Rutland County Organics owner Alexandra Ford said in a phone interview Monday that St. George has been suspended from his full-time job as a cultivator at the dispensary.
“He was suspended as soon as he disclosed this (arrest) to me,” Ford said. “We notified the Department of Public Safety and will cooperate fully, as we always do.”
Ford said St. George will remain under suspension at least until his Nov. 16 arraignment in Rutland Court Superior Court, criminal division, and could lose his job depending on the outcome.
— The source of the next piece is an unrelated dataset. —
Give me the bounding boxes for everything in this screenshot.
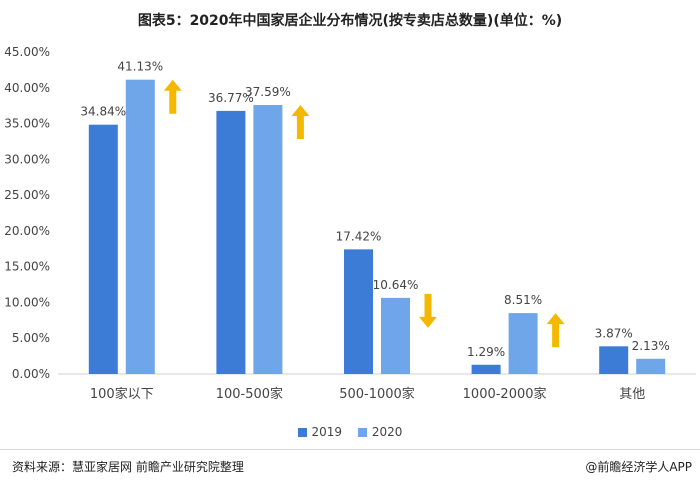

The Brandon dispensary opened in the fall of 2013, after approval from the Brandon Development Review Board and a settlement of an appeal from neighboring property owners on that decision to the Environmental Court.
The Vermont Medical Marijuana law of 2004 allowed for up to four medical marijuana dispensaries statewide to serve almost 500 patients on the state medical marijuana registry. The Brandon dispensary was the third to open. There are also dispensaries operating in Burlington and in Waterbury. There are almost 200 patients on the state registry living in four southern counties of Vermont who are unable to access the more northern dispensaries.
By law, a patient must suffer from a “debilitating medical condition” in order to qualify for the medical marijuana registry. State law allows patients suffering from illnesses such as cancer, AIDS, HIV, glaucoma, multiple sclerosis, wasting disease, or Parkinson’s disease to access medical marijuana in order to alleviate their symptoms and improve their quality of life. Patients must have the approval of a physician they have been seeing for at least six months, who authorizes the use of medical marijuana for the patient once all other avenues have been exhausted. Patients must be screened by the Department of Public Safety, submit to a background check and agree to no-knock searches by law enforcement before being accepted onto the state registry.
The dispensaries operate under the authority of the state Department of Public Safety.
This is the first arrest or criminal incident related to the Brandon dispensary in the two years since it opened. Ford said she will continue to operate the facility in good faith and stay on mission.
“We helped many, many patients,” she said, “and it’s always heartbreaking when an employee makes a bad decision, but it happens and it may cost them a job, it may cost them a car, we don’t know. It won’t affect our ability to help people.”
She paused.
“It was a single employee who made a very poor and disappointing choice.”